The E.U.’s antitrust regulator could soon be looking at probing another transaction between Hong Kong port operator CK Hutchison and Mediterranean Shipping Company (MSC).
According to a report from Reuters, the European Commission is prepping to investigate a deal in which MSC and consortium partner BlackRock were set to take over 50 percent of Hutchison’s terminal at the Port of Barcelona.
Previous reports since early 2024 have tied MSC with the acquisition of half of Barcelona Europe South Terminal (BEST), with the Swiss container shipping giant expected to pay between 250 million euros and 350 million euros ($290 million and $406 million) for its half of the gateway. But details including BlackRock’s potential role in that deal have not been disclosed.
The deal is separate from BlackRock and MSC’s bid for most of CK Hutchison’s global port operations, according to the ocean carrier. That $22.8 billion acquisition would see 43 ports switch hands, including two in Panama that have put the deal under significant international scrutiny. A probe by China’s antitrust regulator and internal investigations by the Panamanian government have largely held up the transaction.
Like the larger ports deal, MSC would be buying the portion of the Spanish terminal via its own terminal operator subsidiary, Terminal Investment Limited (TIL). TIL already operates a terminal at Spain’s Port of Valencia.
In early November, MSC and Hutchison filed for the E.U.’s approval of the plan to jointly control the terminal. The Port of Barcelona’s board of directors voted in June to authorize the transfer.
The European Commission has set a Dec. 10 deadline to decide whether it should approve the deal, the report said. According to the Reuters report, the commission is expected to open a full-scale investigation after the deadline.
Such a probe could see regulators demand concessions from either MSC or BlackRock in return for clearance. TIL’s operation of MSC Terminal Valencia could potentially influence the commission’s competition analysis.

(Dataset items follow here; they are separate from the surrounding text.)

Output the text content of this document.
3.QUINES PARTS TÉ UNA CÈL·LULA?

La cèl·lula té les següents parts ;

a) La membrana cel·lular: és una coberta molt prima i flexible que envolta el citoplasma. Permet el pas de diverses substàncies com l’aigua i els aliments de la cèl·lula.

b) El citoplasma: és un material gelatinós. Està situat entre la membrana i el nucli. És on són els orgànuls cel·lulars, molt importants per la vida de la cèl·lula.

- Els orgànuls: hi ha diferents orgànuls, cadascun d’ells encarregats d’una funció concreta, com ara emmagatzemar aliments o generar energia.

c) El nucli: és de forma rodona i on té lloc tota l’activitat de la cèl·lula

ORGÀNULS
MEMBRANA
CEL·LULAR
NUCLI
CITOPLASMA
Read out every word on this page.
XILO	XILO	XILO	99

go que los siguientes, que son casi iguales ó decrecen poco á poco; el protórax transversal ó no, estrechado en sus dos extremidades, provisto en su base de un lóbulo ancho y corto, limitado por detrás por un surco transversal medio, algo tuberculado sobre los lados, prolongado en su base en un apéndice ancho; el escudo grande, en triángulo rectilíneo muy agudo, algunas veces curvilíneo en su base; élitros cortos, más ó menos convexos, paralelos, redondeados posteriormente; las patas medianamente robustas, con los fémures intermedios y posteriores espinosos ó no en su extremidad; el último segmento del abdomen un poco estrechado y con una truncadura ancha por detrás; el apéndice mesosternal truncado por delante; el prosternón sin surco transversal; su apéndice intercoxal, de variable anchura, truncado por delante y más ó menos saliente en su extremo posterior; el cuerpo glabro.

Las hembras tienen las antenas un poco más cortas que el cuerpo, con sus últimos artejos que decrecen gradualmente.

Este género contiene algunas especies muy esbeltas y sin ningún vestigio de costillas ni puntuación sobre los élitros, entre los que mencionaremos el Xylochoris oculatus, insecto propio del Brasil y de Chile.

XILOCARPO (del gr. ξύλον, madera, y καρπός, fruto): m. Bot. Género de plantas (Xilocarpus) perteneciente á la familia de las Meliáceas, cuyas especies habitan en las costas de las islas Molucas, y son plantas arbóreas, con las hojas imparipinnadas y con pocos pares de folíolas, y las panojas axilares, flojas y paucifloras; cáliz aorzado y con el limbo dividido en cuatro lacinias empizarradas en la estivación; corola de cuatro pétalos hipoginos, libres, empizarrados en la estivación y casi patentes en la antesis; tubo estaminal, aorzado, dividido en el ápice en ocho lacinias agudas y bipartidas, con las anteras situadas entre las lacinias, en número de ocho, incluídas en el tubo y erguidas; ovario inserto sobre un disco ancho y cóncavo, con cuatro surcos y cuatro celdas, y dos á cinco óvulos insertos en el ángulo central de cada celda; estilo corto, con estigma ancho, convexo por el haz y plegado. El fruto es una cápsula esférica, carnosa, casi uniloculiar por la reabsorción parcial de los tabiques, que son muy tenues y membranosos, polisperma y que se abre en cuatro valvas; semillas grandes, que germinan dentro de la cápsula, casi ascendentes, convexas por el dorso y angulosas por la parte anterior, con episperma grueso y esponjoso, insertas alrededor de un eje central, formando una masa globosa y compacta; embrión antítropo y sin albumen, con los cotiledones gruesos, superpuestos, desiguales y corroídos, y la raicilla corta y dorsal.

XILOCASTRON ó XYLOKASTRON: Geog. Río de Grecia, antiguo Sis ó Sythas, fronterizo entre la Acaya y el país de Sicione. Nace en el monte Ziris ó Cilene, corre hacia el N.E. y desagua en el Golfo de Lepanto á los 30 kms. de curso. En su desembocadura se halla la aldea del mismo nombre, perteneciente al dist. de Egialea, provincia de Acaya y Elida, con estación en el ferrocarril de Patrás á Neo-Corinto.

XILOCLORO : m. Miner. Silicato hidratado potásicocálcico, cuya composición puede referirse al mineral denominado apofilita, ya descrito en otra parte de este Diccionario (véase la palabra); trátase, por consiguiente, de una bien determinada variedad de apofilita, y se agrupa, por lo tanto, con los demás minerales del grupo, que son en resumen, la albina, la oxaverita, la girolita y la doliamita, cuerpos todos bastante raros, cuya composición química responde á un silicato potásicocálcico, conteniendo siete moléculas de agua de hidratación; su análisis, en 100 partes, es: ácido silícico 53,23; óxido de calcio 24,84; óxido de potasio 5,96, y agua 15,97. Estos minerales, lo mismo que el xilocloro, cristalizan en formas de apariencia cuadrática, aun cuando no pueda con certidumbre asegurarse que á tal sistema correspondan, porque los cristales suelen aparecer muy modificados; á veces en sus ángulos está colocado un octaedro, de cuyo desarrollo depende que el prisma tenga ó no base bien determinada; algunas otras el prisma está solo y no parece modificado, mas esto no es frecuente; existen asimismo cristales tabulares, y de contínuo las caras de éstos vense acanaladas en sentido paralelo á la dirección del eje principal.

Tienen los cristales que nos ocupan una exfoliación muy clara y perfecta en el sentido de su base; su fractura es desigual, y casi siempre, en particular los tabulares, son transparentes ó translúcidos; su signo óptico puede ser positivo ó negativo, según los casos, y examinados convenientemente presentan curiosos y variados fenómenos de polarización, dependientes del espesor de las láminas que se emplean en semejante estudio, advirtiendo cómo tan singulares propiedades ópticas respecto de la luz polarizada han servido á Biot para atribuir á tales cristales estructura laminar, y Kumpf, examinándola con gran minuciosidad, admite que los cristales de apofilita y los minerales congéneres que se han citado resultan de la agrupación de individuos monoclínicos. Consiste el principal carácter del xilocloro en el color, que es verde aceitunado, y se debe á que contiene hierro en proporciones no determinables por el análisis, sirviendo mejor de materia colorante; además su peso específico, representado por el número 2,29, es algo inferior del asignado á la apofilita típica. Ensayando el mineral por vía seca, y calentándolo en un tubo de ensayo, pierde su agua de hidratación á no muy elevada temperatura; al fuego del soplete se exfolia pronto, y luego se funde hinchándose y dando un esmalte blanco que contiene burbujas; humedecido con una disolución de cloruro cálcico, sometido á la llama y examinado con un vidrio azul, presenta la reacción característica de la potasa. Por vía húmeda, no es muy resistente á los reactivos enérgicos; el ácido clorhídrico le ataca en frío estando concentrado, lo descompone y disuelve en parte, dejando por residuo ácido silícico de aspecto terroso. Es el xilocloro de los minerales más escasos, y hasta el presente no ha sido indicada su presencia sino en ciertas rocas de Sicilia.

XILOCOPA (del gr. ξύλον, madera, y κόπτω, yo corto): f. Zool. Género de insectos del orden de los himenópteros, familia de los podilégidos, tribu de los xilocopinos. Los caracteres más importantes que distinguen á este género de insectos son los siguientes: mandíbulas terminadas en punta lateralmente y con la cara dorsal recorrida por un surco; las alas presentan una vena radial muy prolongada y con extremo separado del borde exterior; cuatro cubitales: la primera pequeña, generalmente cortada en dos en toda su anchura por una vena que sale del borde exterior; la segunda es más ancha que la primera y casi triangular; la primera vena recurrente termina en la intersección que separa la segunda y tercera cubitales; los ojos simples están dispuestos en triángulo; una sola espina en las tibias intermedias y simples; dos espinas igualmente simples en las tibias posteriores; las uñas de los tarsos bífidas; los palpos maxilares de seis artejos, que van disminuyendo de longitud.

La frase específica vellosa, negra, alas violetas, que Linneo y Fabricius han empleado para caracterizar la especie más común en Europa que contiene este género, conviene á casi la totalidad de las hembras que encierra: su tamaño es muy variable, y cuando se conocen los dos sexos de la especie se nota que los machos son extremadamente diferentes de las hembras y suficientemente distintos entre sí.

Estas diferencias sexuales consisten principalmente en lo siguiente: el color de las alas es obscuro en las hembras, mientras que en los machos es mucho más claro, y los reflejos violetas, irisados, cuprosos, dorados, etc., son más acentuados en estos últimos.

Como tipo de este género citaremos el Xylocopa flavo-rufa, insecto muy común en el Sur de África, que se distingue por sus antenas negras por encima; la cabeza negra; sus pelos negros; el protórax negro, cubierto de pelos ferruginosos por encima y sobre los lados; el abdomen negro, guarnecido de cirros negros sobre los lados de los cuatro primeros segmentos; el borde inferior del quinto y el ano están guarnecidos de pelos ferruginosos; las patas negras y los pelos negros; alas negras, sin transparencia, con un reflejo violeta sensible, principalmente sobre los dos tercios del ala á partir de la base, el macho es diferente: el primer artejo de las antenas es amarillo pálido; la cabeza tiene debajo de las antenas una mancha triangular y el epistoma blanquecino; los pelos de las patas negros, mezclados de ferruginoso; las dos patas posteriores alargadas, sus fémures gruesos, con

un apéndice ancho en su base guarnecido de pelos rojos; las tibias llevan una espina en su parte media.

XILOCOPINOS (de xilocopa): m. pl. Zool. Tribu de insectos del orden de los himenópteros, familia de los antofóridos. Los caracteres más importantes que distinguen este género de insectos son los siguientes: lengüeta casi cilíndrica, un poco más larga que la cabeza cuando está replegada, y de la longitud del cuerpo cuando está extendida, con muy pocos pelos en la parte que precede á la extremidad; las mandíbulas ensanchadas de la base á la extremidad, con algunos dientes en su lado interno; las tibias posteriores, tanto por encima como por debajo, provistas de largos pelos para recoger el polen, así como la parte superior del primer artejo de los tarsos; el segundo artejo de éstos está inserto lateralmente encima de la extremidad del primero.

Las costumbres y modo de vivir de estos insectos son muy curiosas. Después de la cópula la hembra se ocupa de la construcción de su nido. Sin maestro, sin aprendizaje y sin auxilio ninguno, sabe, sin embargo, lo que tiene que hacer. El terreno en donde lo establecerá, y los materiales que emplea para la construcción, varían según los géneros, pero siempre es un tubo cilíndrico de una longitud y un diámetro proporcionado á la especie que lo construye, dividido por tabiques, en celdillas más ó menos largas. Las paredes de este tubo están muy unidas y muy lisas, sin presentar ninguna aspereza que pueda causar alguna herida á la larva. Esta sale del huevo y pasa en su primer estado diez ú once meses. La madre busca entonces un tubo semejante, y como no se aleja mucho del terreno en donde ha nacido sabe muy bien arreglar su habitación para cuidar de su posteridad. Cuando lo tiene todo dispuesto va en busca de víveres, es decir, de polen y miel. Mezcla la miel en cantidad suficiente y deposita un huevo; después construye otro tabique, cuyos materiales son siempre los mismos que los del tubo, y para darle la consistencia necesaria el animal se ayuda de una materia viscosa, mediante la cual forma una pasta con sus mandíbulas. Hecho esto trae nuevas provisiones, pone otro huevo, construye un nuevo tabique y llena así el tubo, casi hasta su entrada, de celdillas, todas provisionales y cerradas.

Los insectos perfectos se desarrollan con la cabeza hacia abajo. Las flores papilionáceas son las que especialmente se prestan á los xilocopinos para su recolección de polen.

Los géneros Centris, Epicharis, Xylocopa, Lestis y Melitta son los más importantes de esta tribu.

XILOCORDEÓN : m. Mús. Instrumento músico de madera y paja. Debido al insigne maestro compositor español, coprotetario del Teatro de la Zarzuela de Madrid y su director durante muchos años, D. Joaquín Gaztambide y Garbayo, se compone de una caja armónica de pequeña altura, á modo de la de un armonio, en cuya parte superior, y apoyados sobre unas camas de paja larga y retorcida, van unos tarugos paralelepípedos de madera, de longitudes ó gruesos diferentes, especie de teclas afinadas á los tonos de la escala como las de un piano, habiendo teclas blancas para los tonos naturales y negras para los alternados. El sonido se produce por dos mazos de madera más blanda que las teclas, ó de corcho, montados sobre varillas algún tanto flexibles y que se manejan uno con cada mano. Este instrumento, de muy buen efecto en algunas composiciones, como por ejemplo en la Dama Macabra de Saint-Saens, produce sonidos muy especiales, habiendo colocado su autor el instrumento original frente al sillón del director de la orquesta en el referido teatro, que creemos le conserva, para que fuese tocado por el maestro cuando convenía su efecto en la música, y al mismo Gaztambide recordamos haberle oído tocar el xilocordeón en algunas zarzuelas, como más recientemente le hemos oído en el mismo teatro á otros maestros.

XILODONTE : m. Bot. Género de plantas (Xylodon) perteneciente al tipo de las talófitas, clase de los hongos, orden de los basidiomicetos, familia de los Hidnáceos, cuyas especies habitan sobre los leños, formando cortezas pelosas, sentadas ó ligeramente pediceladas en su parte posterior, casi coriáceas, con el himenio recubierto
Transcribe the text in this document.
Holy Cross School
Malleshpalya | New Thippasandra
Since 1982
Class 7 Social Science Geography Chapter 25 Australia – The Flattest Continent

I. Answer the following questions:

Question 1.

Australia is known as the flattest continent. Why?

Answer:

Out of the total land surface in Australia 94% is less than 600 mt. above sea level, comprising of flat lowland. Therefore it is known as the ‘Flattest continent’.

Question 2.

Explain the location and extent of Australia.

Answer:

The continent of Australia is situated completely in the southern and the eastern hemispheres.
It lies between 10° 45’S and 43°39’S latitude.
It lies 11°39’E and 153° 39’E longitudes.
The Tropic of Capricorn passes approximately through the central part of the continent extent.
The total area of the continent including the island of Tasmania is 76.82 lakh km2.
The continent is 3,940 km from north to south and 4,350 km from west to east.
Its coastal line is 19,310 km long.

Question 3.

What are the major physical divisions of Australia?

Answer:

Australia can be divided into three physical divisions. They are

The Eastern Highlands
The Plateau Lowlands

Full-scale E.U. investigations typically last for four months or longer, with potential concessions including divestments to address the competition concerns. Non-E.U. assets would lie outside the commission’s jurisdiction.
For CK Hutchison, BlackRock and MSC, all parties are currently embroiled in plenty of other drama surrounding the two ports based on each side of the Panama Canal. Hutchison conceded in August that any deal transferring ownership of the Cristóbal and Balboa ports would not close by the end of 2025. Alongside needing approval from the Panamanian government, the port transaction would require regulatory go-aheads from the U.S., China, the U.K. and the E.U.
When news of the Panama ports deal was unveiled in March, Drewry indicated that such a transaction was likely to draw scrutiny from competition authorities, noting in a webinar that the risk of excess market concentration was highest in Spain, the Netherlands and Panama.
In Europe alone, TIL has ownership stakes in terminals across major ports including Antwerp in Belgium, Le Havre in France, and Germany’s Hamburg and Bremerhaven. Hutchinson is the majority stakeholder in ECT Rotterdam, the largest terminal operator at Europe’s biggest container port.
According to Drewry, the approval of the often-politicized 43-port transaction would give MSC a more than 15 percent market share of global terminal capacity.
Barcelona terminal in expansion mode
The Barcelona terminal is currently undergoing expansion, having increased yard storage capacity by 25 percent this year with the addition of seven new semi-automated container blocks. That investment cost a reported 150 million euros ($174 million).
In total, BEST now operates 34 blocks across the terminal. Each block has an annual storage capacity of approximately 100,000 20-foot equivalent units (TEUs).
BEST is also incorporating two new dockside ship-to-shore cranes from China’s ZPMC within the terminal’s infrastructure during the first half of 2026. Those cranes will have a height of 55 meters—10 meters taller than its current batch of cranes. The cranes are designed to service vessels with a beam that spans 26 containers at once.
The terminal handled 2.7 million containers last year. With the new blocks, BEST can handle 3.4 million TEUs.
According to Spain-based logistics publication El Mercantil, MSC already occupies 60 percent of the facility’s capacity.
Additionally, the terminal has an eight-track rail facility—making it the E.U.’s largest rail terminal on the Mediterranean Sea—that connects the port with traffic to and from southern Europe.